For many years now, the story of Wirecard has been packed with discussions over its accounting proceeding and its business model. In particular the Financial Times has issued several analyses in this regard over the years (see HERE). Some of the Financial Times accusations lead to a special audit conducted by KPMG. The translated report (original is in German) on the results of their investigations has been published at 28 April 2020 and can be found HERE.
Below, we want to shed some light into the current situation, starting with a short explanation of the business model of Wirecard (necessary to understand the current issues) to then going on with a short explanation for what could be explanations for the missing money.
What is the business model of Wirecard?
Wirecard is a payment processing company that provides infrastructure and services for online payments. For relevance of the current issues in particularly three different aspects of the business model are to be discussed:
First, and this is the original business of Wirecard, the company places itself somewhere into the payment circle of online transactions. When a customer buys something from a merchant, its bank transfers the money (often via credit card companies) to the so called acquirer (this is Wirecard) which then transfers the money with a time lag to the merchant. The acting of an acquirer is necessary as it provides insurance for e.g. the credit card companies against the merchant not delivering the goods, or similar cases. The acquirer optimises its risk management by delayed payments (duration dependent on the merchants risk profile) and by staggered payments (keeping parts of the sum as collateral).
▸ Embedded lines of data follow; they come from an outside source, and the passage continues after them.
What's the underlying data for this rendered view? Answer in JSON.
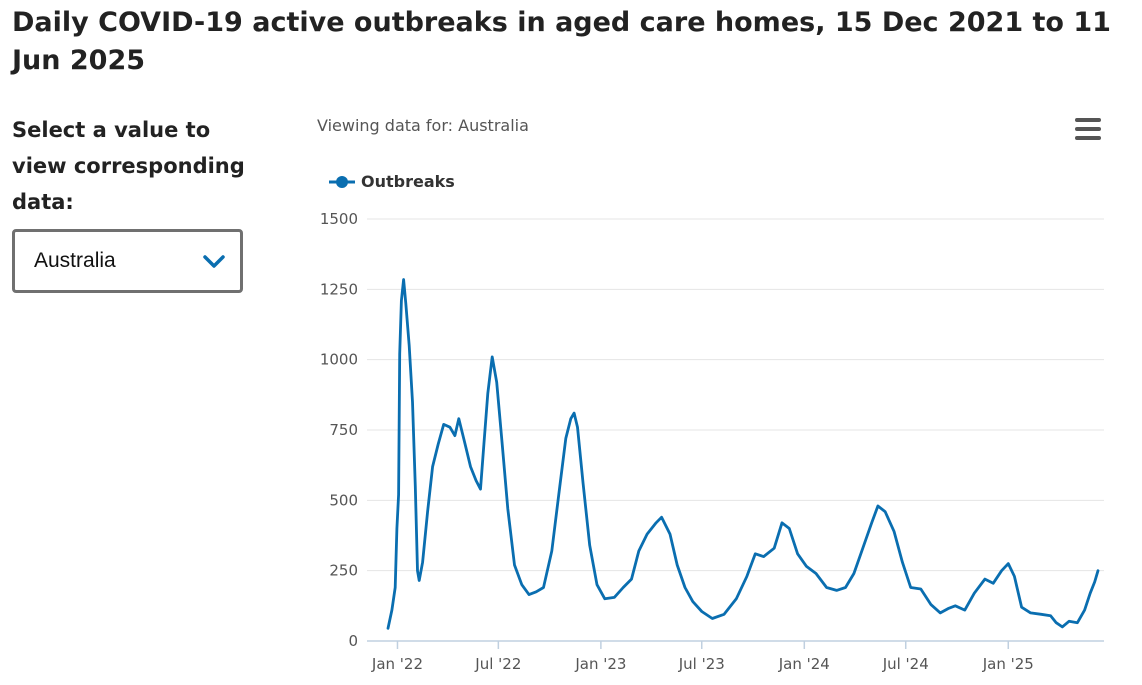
{
  "page": {
    "title": "Daily COVID-19 active outbreaks in aged care homes, 15 Dec 2021 to 11 Jun 2025",
    "select_label": "Select a value to view corresponding data:",
    "select_value": "Australia",
    "viewing_text": "Viewing data for: Australia"
  },
  "icons": {
    "dropdown": "chevron-down-icon",
    "menu": "hamburger-menu-icon"
  },
  "colors": {
    "series": "#0a6eb0",
    "grid": "#e4e4e4",
    "axis": "#c0d0e0",
    "select_border": "#707070",
    "chevron": "#0a6eb0"
  },
  "chart_data": {
    "type": "line",
    "title": "",
    "xlabel": "",
    "ylabel": "",
    "x_start": "2021-12-15",
    "x_end": "2025-06-11",
    "ylim": [
      0,
      1500
    ],
    "y_ticks": [
      0,
      250,
      500,
      750,
      1000,
      1250,
      1500
    ],
    "x_ticks": [
      {
        "date": "2022-01-01",
        "label": "Jan '22"
      },
      {
        "date": "2022-07-01",
        "label": "Jul '22"
      },
      {
        "date": "2023-01-01",
        "label": "Jan '23"
      },
      {
        "date": "2023-07-01",
        "label": "Jul '23"
      },
      {
        "date": "2024-01-01",
        "label": "Jan '24"
      },
      {
        "date": "2024-07-01",
        "label": "Jul '24"
      },
      {
        "date": "2025-01-01",
        "label": "Jan '25"
      }
    ],
    "grid": true,
    "legend": "top-left",
    "series": [
      {
        "name": "Outbreaks",
        "points": [
          [
            "2021-12-15",
            45
          ],
          [
            "2021-12-22",
            110
          ],
          [
            "2021-12-28",
            190
          ],
          [
            "2021-12-31",
            400
          ],
          [
            "2022-01-03",
            520
          ],
          [
            "2022-01-05",
            1020
          ],
          [
            "2022-01-08",
            1210
          ],
          [
            "2022-01-12",
            1285
          ],
          [
            "2022-01-16",
            1200
          ],
          [
            "2022-01-22",
            1050
          ],
          [
            "2022-01-28",
            850
          ],
          [
            "2022-02-02",
            550
          ],
          [
            "2022-02-06",
            250
          ],
          [
            "2022-02-09",
            215
          ],
          [
            "2022-02-15",
            280
          ],
          [
            "2022-02-24",
            460
          ],
          [
            "2022-03-05",
            620
          ],
          [
            "2022-03-15",
            700
          ],
          [
            "2022-03-25",
            770
          ],
          [
            "2022-04-05",
            760
          ],
          [
            "2022-04-14",
            730
          ],
          [
            "2022-04-21",
            790
          ],
          [
            "2022-05-01",
            710
          ],
          [
            "2022-05-12",
            620
          ],
          [
            "2022-05-22",
            570
          ],
          [
            "2022-05-30",
            540
          ],
          [
            "2022-06-05",
            700
          ],
          [
            "2022-06-12",
            880
          ],
          [
            "2022-06-20",
            1010
          ],
          [
            "2022-06-28",
            920
          ],
          [
            "2022-07-08",
            700
          ],
          [
            "2022-07-18",
            470
          ],
          [
            "2022-07-30",
            270
          ],
          [
            "2022-08-12",
            200
          ],
          [
            "2022-08-25",
            165
          ],
          [
            "2022-09-07",
            175
          ],
          [
            "2022-09-20",
            190
          ],
          [
            "2022-10-05",
            320
          ],
          [
            "2022-10-18",
            530
          ],
          [
            "2022-10-30",
            720
          ],
          [
            "2022-11-08",
            790
          ],
          [
            "2022-11-14",
            810
          ],
          [
            "2022-11-20",
            760
          ],
          [
            "2022-11-30",
            560
          ],
          [
            "2022-12-12",
            340
          ],
          [
            "2022-12-25",
            200
          ],
          [
            "2023-01-08",
            150
          ],
          [
            "2023-01-25",
            155
          ],
          [
            "2023-02-10",
            190
          ],
          [
            "2023-02-25",
            220
          ],
          [
            "2023-03-10",
            320
          ],
          [
            "2023-03-25",
            380
          ],
          [
            "2023-04-10",
            420
          ],
          [
            "2023-04-20",
            440
          ],
          [
            "2023-05-05",
            380
          ],
          [
            "2023-05-18",
            270
          ],
          [
            "2023-06-01",
            190
          ],
          [
            "2023-06-15",
            140
          ],
          [
            "2023-07-01",
            105
          ],
          [
            "2023-07-20",
            80
          ],
          [
            "2023-08-10",
            95
          ],
          [
            "2023-09-01",
            150
          ],
          [
            "2023-09-20",
            230
          ],
          [
            "2023-10-05",
            310
          ],
          [
            "2023-10-20",
            300
          ],
          [
            "2023-11-08",
            330
          ],
          [
            "2023-11-22",
            420
          ],
          [
            "2023-12-05",
            400
          ],
          [
            "2023-12-20",
            310
          ],
          [
            "2024-01-05",
            265
          ],
          [
            "2024-01-22",
            240
          ],
          [
            "2024-02-10",
            190
          ],
          [
            "2024-02-28",
            180
          ],
          [
            "2024-03-15",
            190
          ],
          [
            "2024-03-30",
            240
          ],
          [
            "2024-04-15",
            330
          ],
          [
            "2024-05-01",
            420
          ],
          [
            "2024-05-12",
            480
          ],
          [
            "2024-05-25",
            460
          ],
          [
            "2024-06-10",
            390
          ],
          [
            "2024-06-25",
            280
          ],
          [
            "2024-07-10",
            190
          ],
          [
            "2024-07-28",
            185
          ],
          [
            "2024-08-15",
            130
          ],
          [
            "2024-09-01",
            100
          ],
          [
            "2024-09-15",
            115
          ],
          [
            "2024-09-28",
            125
          ],
          [
            "2024-10-15",
            110
          ],
          [
            "2024-11-01",
            170
          ],
          [
            "2024-11-20",
            220
          ],
          [
            "2024-12-05",
            205
          ],
          [
            "2024-12-20",
            250
          ],
          [
            "2025-01-01",
            275
          ],
          [
            "2025-01-12",
            230
          ],
          [
            "2025-01-25",
            120
          ],
          [
            "2025-02-10",
            100
          ],
          [
            "2025-03-01",
            95
          ],
          [
            "2025-03-18",
            90
          ],
          [
            "2025-03-28",
            65
          ],
          [
            "2025-04-08",
            50
          ],
          [
            "2025-04-20",
            70
          ],
          [
            "2025-05-05",
            65
          ],
          [
            "2025-05-18",
            110
          ],
          [
            "2025-05-28",
            170
          ],
          [
            "2025-06-05",
            210
          ],
          [
            "2025-06-11",
            250
          ]
        ]
      }
    ]
  }
}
It is important to understand that this business is a negative-working-capital business, i.e. the receivables of acquiring business – expected payments from the customer bank or the credit card company – are cleared first by a cash-in to the acquirer and then it takes some time until the liability of acquiring business is settled at later time. Inventories do not play a major role here. Negative-working-capital businesses have the attraction of companies getting pre-financed. The deposits of acquiring businesses are called the merchant float.